The NFA was enforceable when all that most people could do was chop off some of their barrel. If the Treasury Department agents had to track down everyone with a garage who was cobbling together a lightweight, man-portable carbine-caliber machine gun, the NFA would be a joke. Machine gun ownership was relatively rare until inflation made $200 seem rather small in comparison to a $500 M16.

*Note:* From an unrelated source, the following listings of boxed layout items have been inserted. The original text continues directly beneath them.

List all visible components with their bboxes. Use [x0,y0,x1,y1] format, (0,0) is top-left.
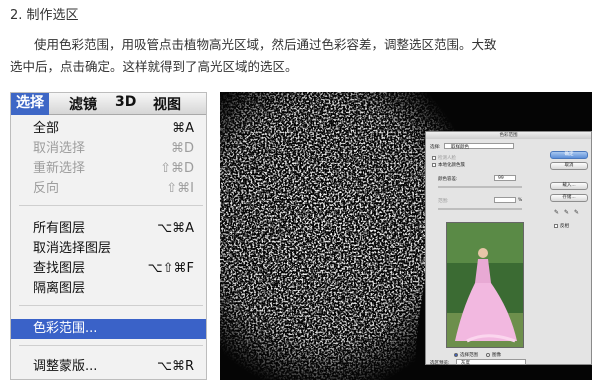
load-button[interactable]: 载入... [550,182,588,190]
menu-item-find-layers[interactable]: 查找图层 ⌥⇧⌘F [11,259,206,279]
menubar-item-filter[interactable]: 滤镜 [69,94,97,114]
menu-item-label: 反向 [33,181,60,196]
instruction-paragraph: 使用色彩范围，用吸管点击植物高光区域，然后通过色彩容差，调整选区范围。大致 选中… [10,34,592,78]
detect-faces-checkbox[interactable] [432,156,436,160]
menu-item-shortcut: ⌥⌘A [157,221,194,236]
select-dropdown-menu: 全部 ⌘A 取消选择 ⌘D 重新选择 ⇧⌘D 反向 ⇧⌘I 所有图层 ⌥⌘A 取… [11,115,206,379]
select-value: 取样颜色 [451,145,469,150]
menu-item-label: 取消选择 [33,141,86,156]
menu-item-label: 查找图层 [33,261,86,276]
localized-clusters-label: 本地化颜色簇 [438,163,465,168]
selection-radio-label: 选择范围 [460,353,478,358]
menubar: 选择 滤镜 3D 视图 [11,93,206,115]
menu-item-label: 调整蒙版... [33,359,98,374]
menu-separator [19,205,203,206]
menubar-item-3d[interactable]: 3D [115,94,136,110]
fuzziness-slider[interactable] [438,186,522,188]
preview-mode-value: 灰度 [461,361,470,366]
menu-item-inverse[interactable]: 反向 ⇧⌘I [11,179,206,199]
menu-item-shortcut: ⇧⌘D [160,161,194,176]
menu-item-label: 隔离图层 [33,281,86,296]
paragraph-line-1: 使用色彩范围，用吸管点击植物高光区域，然后通过色彩容差，调整选区范围。大致 [34,37,497,52]
menu-item-isolate-layers[interactable]: 隔离图层 [11,279,206,299]
range-label: 范围: [438,199,449,204]
range-unit: % [518,198,523,203]
color-range-dialog: 色彩范围 选择: 取样颜色 检测人脸 本地化颜色簇 颜色容差: 99 范围: %… [425,131,592,366]
section-heading: 2. 制作选区 [10,8,79,23]
select-label: 选择: [430,145,441,150]
menu-item-label: 所有图层 [33,221,86,236]
menu-item-shortcut: ⌥⌘R [156,359,194,374]
selection-radio[interactable] [454,353,458,357]
menu-item-shortcut: ⌘A [172,121,194,136]
image-radio-label: 图像 [492,353,501,358]
menubar-item-select[interactable]: 选择 [11,93,49,115]
menubar-item-view[interactable]: 视图 [153,94,181,114]
fuzziness-input[interactable]: 99 [494,175,516,181]
menu-item-shortcut: ⌘D [170,141,194,156]
menu-item-shortcut: ⇧⌘I [166,181,194,196]
menu-item-label: 全部 [33,121,60,136]
ok-button[interactable]: 确定 [550,151,588,159]
detect-faces-label: 检测人脸 [438,156,456,161]
range-input[interactable] [494,197,516,203]
preview-mode-dropdown[interactable]: 灰度 [456,359,526,366]
menu-item-all[interactable]: 全部 ⌘A [11,119,206,139]
fuzziness-label: 颜色容差: [438,177,458,182]
dialog-title: 色彩范围 [426,132,591,139]
invert-checkbox[interactable] [554,224,558,228]
menu-item-label: 取消选择图层 [33,241,112,256]
image-radio[interactable] [486,353,490,357]
menu-item-deselect[interactable]: 取消选择 ⌘D [11,139,206,159]
save-button[interactable]: 存储... [550,194,588,202]
bride-preview-photo [447,223,523,347]
menu-item-shortcut: ⌥⇧⌘F [147,261,194,276]
invert-label: 反相 [560,224,569,229]
menu-item-label: 色彩范围... [33,321,98,336]
dialog-preview-image [446,222,524,348]
menu-separator [19,305,203,306]
eyedropper-plus-icon[interactable]: ✎ [564,210,570,216]
menu-separator [19,345,203,346]
eyedropper-icon[interactable]: ✎ [554,210,560,216]
menu-item-label: 重新选择 [33,161,86,176]
localized-clusters-checkbox[interactable] [432,163,436,167]
eyedropper-minus-icon[interactable]: ✎ [574,210,580,216]
menu-item-refine-mask[interactable]: 调整蒙版... ⌥⌘R [11,357,206,377]
paragraph-line-2: 选中后，点击确定。这样就得到了高光区域的选区。 [10,59,298,74]
cancel-button[interactable]: 取消 [550,162,588,170]
select-dropdown[interactable]: 取样颜色 [444,143,514,150]
menu-item-all-layers[interactable]: 所有图层 ⌥⌘A [11,219,206,239]
menu-item-color-range[interactable]: 色彩范围... [11,319,206,339]
preview-mode-label: 选区预览: [430,361,450,366]
range-slider[interactable] [438,208,522,210]
select-menu-screenshot: 选择 滤镜 3D 视图 全部 ⌘A 取消选择 ⌘D 重新选择 ⇧⌘D 反向 ⇧⌘… [10,92,207,380]
menu-item-reselect[interactable]: 重新选择 ⇧⌘D [11,159,206,179]
fuzziness-value: 99 [498,176,504,181]
menu-item-deselect-layers[interactable]: 取消选择图层 [11,239,206,259]
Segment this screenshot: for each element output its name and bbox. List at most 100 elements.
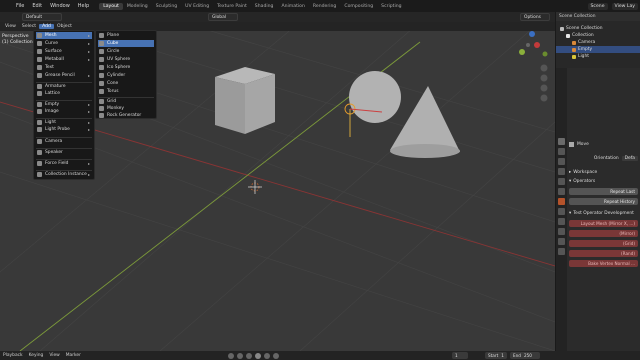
tab-shading[interactable]: Shading [251,3,278,10]
tab-compositing[interactable]: Compositing [340,3,377,10]
data-tab-icon[interactable] [558,228,565,235]
tab-sculpting[interactable]: Sculpting [152,3,181,10]
mesh-item-rock-generator[interactable]: Rock Generator [98,112,154,119]
mesh-item-uv-sphere[interactable]: UV Sphere [98,56,154,63]
repeat-history-button[interactable]: Repeat History [569,198,638,205]
scene-selector[interactable]: Scene [587,2,608,10]
render-tab-icon[interactable] [558,148,565,155]
mesh-item-torus[interactable]: Torus [98,88,154,95]
options-dropdown[interactable]: Options [520,13,550,21]
repeat-last-button[interactable]: Repeat Last [569,188,638,195]
tool-tab-icon[interactable] [558,138,565,145]
prev-keyframe-icon[interactable] [237,353,243,359]
add-menu-item-grease-pencil[interactable]: Grease Pencil ▸ [36,72,92,79]
tab-layout[interactable]: Layout [99,2,123,10]
mirror-button[interactable]: (Mirror) [569,230,638,237]
mesh-item-monkey[interactable]: Monkey [98,105,154,112]
collection-instance-icon [37,172,42,177]
add-menu-item-camera[interactable]: Camera [36,137,92,144]
material-tab-icon[interactable] [558,238,565,245]
menu-label: Plane [107,33,120,38]
cube-object [215,67,275,134]
rock-icon [99,113,104,118]
add-menu-item-light[interactable]: Light ▸ [36,118,92,125]
add-menu-item-lattice[interactable]: Lattice [36,90,92,97]
keying-menu[interactable]: Keying [26,353,47,358]
output-tab-icon[interactable] [558,158,565,165]
timeline-view-menu[interactable]: View [46,353,62,358]
add-menu-item-armature[interactable]: Armature [36,82,92,89]
layout-mesh-button[interactable]: Layout Mesh (Mirror X, ...) [569,220,638,227]
physics-tab-icon[interactable] [558,208,565,215]
viewport-header: Default Global Options [0,12,555,22]
tab-texture-paint[interactable]: Texture Paint [213,3,251,10]
orientation-value[interactable]: Defa [621,156,638,161]
viewport-menu-view[interactable]: View [2,24,19,29]
mesh-item-ico-sphere[interactable]: Ico Sphere [98,64,154,71]
play-reverse-icon[interactable] [246,353,252,359]
constraints-tab-icon[interactable] [558,218,565,225]
mesh-item-plane[interactable]: Plane [98,32,154,39]
add-menu-item-empty[interactable]: Empty ▸ [36,100,92,107]
operators-panel-header[interactable]: ▾ Operators [569,178,638,185]
menu-help[interactable]: Help [74,3,93,9]
grid-button[interactable]: (Grid) [569,240,638,247]
world-tab-icon[interactable] [558,188,565,195]
menu-edit[interactable]: Edit [28,3,46,9]
orientation-dropdown[interactable]: Global [208,13,238,21]
add-menu-item-image[interactable]: Image ▸ [36,108,92,115]
jump-start-icon[interactable] [228,353,234,359]
add-menu-item-text[interactable]: Text [36,64,92,71]
texture-tab-icon[interactable] [558,248,565,255]
menu-label: Cube [107,41,119,46]
add-menu-item-light-probe[interactable]: Light Probe ▸ [36,126,92,133]
add-menu-item-collection-instance[interactable]: Collection Instance ▸ [36,170,92,177]
rand-button[interactable]: (Rand) [569,250,638,257]
mesh-item-cone[interactable]: Cone [98,80,154,87]
end-frame-field[interactable]: End 250 [510,352,540,359]
outliner-row-empty[interactable]: Empty [556,46,640,53]
menu-window[interactable]: Window [46,3,74,9]
viewport-menu-object[interactable]: Object [54,24,75,29]
menu-file[interactable]: File [12,3,28,9]
mesh-item-grid[interactable]: Grid [98,97,154,104]
tab-animation[interactable]: Animation [277,3,308,10]
view-layer-tab-icon[interactable] [558,168,565,175]
bake-vertex-normal-button[interactable]: Bake Vertex Normal ... [569,260,638,267]
playback-menu[interactable]: Playback [0,353,26,358]
viewport-menu-add[interactable]: Add [39,24,54,29]
scene-tab-icon[interactable] [558,178,565,185]
marker-menu[interactable]: Marker [63,353,84,358]
add-menu-item-force-field[interactable]: Force Field ▸ [36,159,92,166]
tab-modeling[interactable]: Modeling [123,3,152,10]
orientation-label: Orientation [593,156,619,161]
object-tab-icon[interactable] [558,198,565,205]
add-menu-item-speaker[interactable]: Speaker [36,148,92,155]
current-frame-field[interactable]: 1 [452,352,468,359]
test-operator-panel-header[interactable]: ▾ Test Operator Development [569,210,638,217]
jump-end-icon[interactable] [273,353,279,359]
workspace-panel-header[interactable]: ▸ Workspace [569,169,638,176]
viewport-menu-select[interactable]: Select [19,24,39,29]
play-icon[interactable] [255,353,261,359]
mesh-item-circle[interactable]: Circle [98,48,154,55]
tab-scripting[interactable]: Scripting [377,3,405,10]
outliner-label: Light [578,54,589,59]
add-menu-item-surface[interactable]: Surface ▸ [36,48,92,55]
mesh-item-cylinder[interactable]: Cylinder [98,72,154,79]
tab-uv-editing[interactable]: UV Editing [181,3,213,10]
outliner-row-light[interactable]: Light [556,53,640,60]
add-menu-item-curve[interactable]: Curve ▸ [36,40,92,47]
mesh-item-cube[interactable]: Cube [98,40,154,47]
add-menu-item-mesh[interactable]: Mesh ▸ [36,32,92,39]
outliner-row-camera[interactable]: Camera [556,39,640,46]
add-menu-item-metaball[interactable]: Metaball ▸ [36,56,92,63]
outliner-row-collection[interactable]: Collection [556,32,640,39]
start-frame-field[interactable]: Start 1 [485,352,507,359]
workspace-dropdown[interactable]: Default [22,13,62,21]
speaker-icon [37,150,42,155]
view-layer-selector[interactable]: View Lay [611,2,638,10]
outliner-row-scene-collection[interactable]: Scene Collection [556,25,640,32]
tab-rendering[interactable]: Rendering [309,3,340,10]
next-keyframe-icon[interactable] [264,353,270,359]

The days of the gun manufactures needing a large factory was by the time the 1980s rolled around. Anyone with skills, tooling, and a shop or warehouse zoned for manufacture could now build guns. More and more people were buying machine guns as more and more manufacturers built them. Then in 1986, the anti-gun hysteria caught up with the technological revolution. New machine gun manufacture for civilian sale was stopped, creating a very finite supply (about 125k) of legal guns, just like in 1934. Registered (transferable) machine gun prices went through the roof because none were going to be made again for a very long time, if ever.

A competent machinist can follow directions in many of the online tutorials or instructional books (thank you First Amendment) to build submachine guns in their garage. However, imagine the ease of constructing a machine gun that was no more complicated to fabricate and assemble than a typical 80% receiver.

In a few years, when home 3D printing (both polymer and metal) become commonplace, you'll be able to make your own full-auto AR-15 or whatever else and no one can stop you. Imagine a full-auto rifle in the hands of everyone who wants one. Is the ATF going to arrest the millions of Americans who make their own machine guns? No way it's possible logistically and for damn sure these new machine gun owners aren't going to go to jail just so a pointless status quo is preserved.

You can't stop the signal. Technology will soon invalidate the NFA the same way the printing press and the Protestant Reformation ended the monolithic church. So have fun banning bump fire and killing the suppressor bill. Those efforts will only push technology-minded patriots to come up with effective work-arounds so that we all can possess what we want without being strangled by an outdated and unconstitutional law.